In contrast Carrey’s portrait has received only a little backlash, mostly from other Twitter users accusing him of being a sexist and a bully, and Huckabee’s father (former Arkansas governor Mike Huckabee) added Christaphobe to his criticism. Carrey has confirmed the painting is his, but hasn’t made any further statement about it other than the caption that accompanied it, “This is the portrait of a so called Christian whose only purpose in life is to lie for the wicked. Monstrous!” On Monday Carrey posted a portrait of Trump as the Wicked Witch of the West without further controversy and the initial outrage about the Huckabee-Sanders portrait fading away to memory. One has to ask themselves why the double standard in the response to Griffin’s and Carrey’s satirical representations, is it sexism? But this isn’t the only noticeable double standard since the start of Trump’s presidency there’s one that has filled the New York stage.

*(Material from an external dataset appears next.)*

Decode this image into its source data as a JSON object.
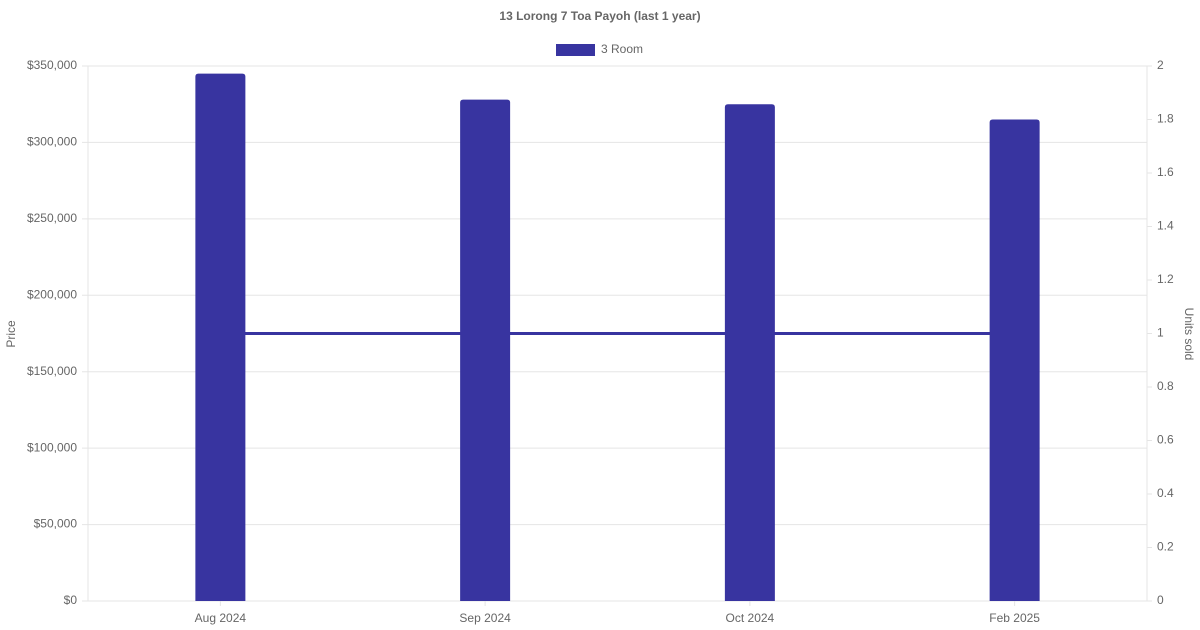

In June 2017 there was an uproar over the New York Public Theater’s production of Julius Caesar with Caesar personified by the character in costume looking very much like Donald Trump. Critics said it was disrespectful of the president and the office, and corporate sponsors pulled their support. In comparison there was a 2012 production of Julius Caesar by the Guthrie Theater with Caesar portrayed by a black actor who resembled then president Barack Obama. What was the reaction? Did members of the audience become offended? Was there a hew and cry how it was disrespectful of the president or the presidency? Did corporate sponsors threaten or pull their support? The answer is no, nothing, silence, no hew and cry, no teeth gnashings, no hand wringing. Crickets, not even any commentary about the imagery of a black man being killed. Both productions are noted for being faithful to Shakespeare’s play. Again, one has to ask why the double standard?

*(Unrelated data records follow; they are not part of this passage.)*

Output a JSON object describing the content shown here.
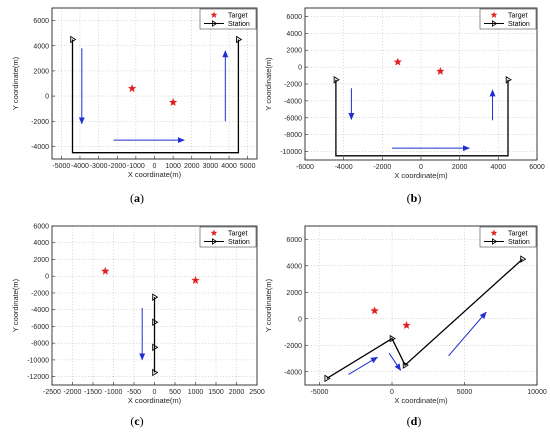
{
  "chart_data": [
    {
      "id": "a",
      "type": "line",
      "panel_label": "a",
      "xlabel": "X coordinate(m)",
      "ylabel": "Y coordinate(m)",
      "xlim": [
        -5500,
        5500
      ],
      "ylim": [
        -5000,
        7000
      ],
      "xticks": [
        -5000,
        -4000,
        -3000,
        -2000,
        -1000,
        0,
        1000,
        2000,
        3000,
        4000,
        5000
      ],
      "yticks": [
        -4000,
        -2000,
        0,
        2000,
        4000,
        6000
      ],
      "grid": true,
      "legend": {
        "position": "top-right",
        "entries": [
          "Target",
          "Station"
        ]
      },
      "targets": [
        [
          -1200,
          600
        ],
        [
          1000,
          -500
        ]
      ],
      "station_path": [
        [
          -4400,
          4500
        ],
        [
          -4400,
          -4500
        ],
        [
          4500,
          -4500
        ],
        [
          4500,
          4500
        ]
      ],
      "station_markers": [
        [
          -4400,
          4500
        ],
        [
          4500,
          4500
        ]
      ],
      "arrows": [
        [
          [
            -3900,
            3800
          ],
          [
            -3900,
            -2200
          ]
        ],
        [
          [
            -2200,
            -3500
          ],
          [
            1600,
            -3500
          ]
        ],
        [
          [
            3800,
            -2000
          ],
          [
            3800,
            3600
          ]
        ]
      ]
    },
    {
      "id": "b",
      "type": "line",
      "panel_label": "b",
      "xlabel": "X coordinate(m)",
      "ylabel": "Y coordinate(m)",
      "xlim": [
        -6000,
        6000
      ],
      "ylim": [
        -11000,
        7000
      ],
      "xticks": [
        -6000,
        -4000,
        -2000,
        0,
        2000,
        4000,
        6000
      ],
      "yticks": [
        -10000,
        -8000,
        -6000,
        -4000,
        -2000,
        0,
        2000,
        4000,
        6000
      ],
      "grid": true,
      "legend": {
        "position": "top-right",
        "entries": [
          "Target",
          "Station"
        ]
      },
      "targets": [
        [
          -1200,
          600
        ],
        [
          1000,
          -500
        ]
      ],
      "station_path": [
        [
          -4400,
          -1500
        ],
        [
          -4400,
          -10500
        ],
        [
          4500,
          -10500
        ],
        [
          4500,
          -1500
        ]
      ],
      "station_markers": [
        [
          -4400,
          -1500
        ],
        [
          4500,
          -1500
        ]
      ],
      "arrows": [
        [
          [
            -3600,
            -2500
          ],
          [
            -3600,
            -6200
          ]
        ],
        [
          [
            -1500,
            -9600
          ],
          [
            2500,
            -9600
          ]
        ],
        [
          [
            3700,
            -6300
          ],
          [
            3700,
            -2700
          ]
        ]
      ]
    },
    {
      "id": "c",
      "type": "line",
      "panel_label": "c",
      "xlabel": "X coordinate(m)",
      "ylabel": "Y coordinate(m)",
      "xlim": [
        -2500,
        2500
      ],
      "ylim": [
        -13000,
        6000
      ],
      "xticks": [
        -2500,
        -2000,
        -1500,
        -1000,
        -500,
        0,
        500,
        1000,
        1500,
        2000,
        2500
      ],
      "yticks": [
        -12000,
        -10000,
        -8000,
        -6000,
        -4000,
        -2000,
        0,
        2000,
        4000,
        6000
      ],
      "grid": true,
      "legend": {
        "position": "top-right",
        "entries": [
          "Target",
          "Station"
        ]
      },
      "targets": [
        [
          -1200,
          600
        ],
        [
          1000,
          -500
        ]
      ],
      "station_path": [
        [
          0,
          -2500
        ],
        [
          0,
          -11500
        ]
      ],
      "station_markers": [
        [
          0,
          -2500
        ],
        [
          0,
          -5500
        ],
        [
          0,
          -8500
        ],
        [
          0,
          -11500
        ]
      ],
      "arrows": [
        [
          [
            -300,
            -3800
          ],
          [
            -300,
            -10000
          ]
        ]
      ]
    },
    {
      "id": "d",
      "type": "line",
      "panel_label": "d",
      "xlabel": "X coordinate(m)",
      "ylabel": "Y coordinate(m)",
      "xlim": [
        -6000,
        10000
      ],
      "ylim": [
        -5000,
        7000
      ],
      "xticks": [
        -5000,
        0,
        5000,
        10000
      ],
      "yticks": [
        -4000,
        -2000,
        0,
        2000,
        4000,
        6000
      ],
      "grid": true,
      "legend": {
        "position": "top-right",
        "entries": [
          "Target",
          "Station"
        ]
      },
      "targets": [
        [
          -1200,
          600
        ],
        [
          1000,
          -500
        ]
      ],
      "station_path": [
        [
          -4500,
          -4500
        ],
        [
          0,
          -1500
        ],
        [
          900,
          -3500
        ],
        [
          9000,
          4500
        ]
      ],
      "station_markers": [
        [
          -4500,
          -4500
        ],
        [
          0,
          -1500
        ],
        [
          900,
          -3500
        ],
        [
          9000,
          4500
        ]
      ],
      "arrows": [
        [
          [
            -3000,
            -4200
          ],
          [
            -1000,
            -2900
          ]
        ],
        [
          [
            -200,
            -2600
          ],
          [
            600,
            -3900
          ]
        ],
        [
          [
            3900,
            -2800
          ],
          [
            6500,
            500
          ]
        ]
      ]
    }
  ],
  "colors": {
    "target": "#e02020",
    "station": "#000000",
    "arrow": "#1f2fd0",
    "grid": "#b8b8b8"
  }
}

Art has always been dangerous in many countries artists are among the first to be jailed, art cannot go “too far,” it can’t cross a line, it is meant to challenge the perceptions and perspectives of the world, it is supposed to foster controversy, debate, discussion and sometimes this bleeds over into the political and that’s when it becomes dangerous not only for the artist, but for the society surrounding the artist. Is it condemned without thought? By dictate of the ruling party or leader? Does it lead to recriminations by those who don’t approve of the artist’s message? Or does it lead to the possibility of change? Maybe leading to a change of thinking on a subject or in how one perceives the world and the society we’re engaged in. This is the measure we have to take of ourselves as a society, do we want to encourage thought, discussion and differing points of view?

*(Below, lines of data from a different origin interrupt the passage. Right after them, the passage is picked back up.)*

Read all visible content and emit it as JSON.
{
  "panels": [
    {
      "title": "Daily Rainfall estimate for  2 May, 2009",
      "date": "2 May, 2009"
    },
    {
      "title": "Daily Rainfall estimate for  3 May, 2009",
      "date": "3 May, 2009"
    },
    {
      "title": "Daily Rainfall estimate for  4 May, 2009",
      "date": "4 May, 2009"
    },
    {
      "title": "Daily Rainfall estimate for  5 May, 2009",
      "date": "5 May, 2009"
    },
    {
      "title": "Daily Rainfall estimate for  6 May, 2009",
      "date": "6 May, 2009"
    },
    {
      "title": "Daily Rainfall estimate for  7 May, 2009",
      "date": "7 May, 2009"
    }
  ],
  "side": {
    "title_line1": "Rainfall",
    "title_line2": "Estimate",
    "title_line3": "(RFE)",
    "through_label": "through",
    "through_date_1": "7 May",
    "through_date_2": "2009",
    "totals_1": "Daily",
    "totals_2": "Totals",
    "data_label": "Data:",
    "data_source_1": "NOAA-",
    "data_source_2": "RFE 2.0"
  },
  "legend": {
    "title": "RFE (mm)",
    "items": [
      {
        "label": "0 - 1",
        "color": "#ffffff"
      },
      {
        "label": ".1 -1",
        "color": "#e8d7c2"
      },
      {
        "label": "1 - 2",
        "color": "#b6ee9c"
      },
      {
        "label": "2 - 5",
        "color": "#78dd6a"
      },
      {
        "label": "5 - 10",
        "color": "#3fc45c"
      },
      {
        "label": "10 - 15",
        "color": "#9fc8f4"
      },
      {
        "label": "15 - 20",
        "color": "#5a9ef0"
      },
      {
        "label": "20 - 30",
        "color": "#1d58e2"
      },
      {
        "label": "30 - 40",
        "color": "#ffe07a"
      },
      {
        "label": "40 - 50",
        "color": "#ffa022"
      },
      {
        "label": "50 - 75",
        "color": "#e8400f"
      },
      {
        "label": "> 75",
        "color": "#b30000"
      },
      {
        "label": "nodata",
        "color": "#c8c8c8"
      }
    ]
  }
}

Griffin’s career now seems to be back on track in the U.S., she has been playing international appearances since the controversy, she has appeared on Bill Maher’s Real Time, is working with J.J. Abrams on a possible TV show (the sure sign of acceptance in the televised age), and Griffin is now set to play in New York at the Kennedy Center and Carnegie Hall which are not only in “Trumps backyard” but are among America’s most prestigious venues. Griffin’s experience, as awful as it might have been and may still move her comedy to deeper expressions of her art and move her into Lenny Bruce territory.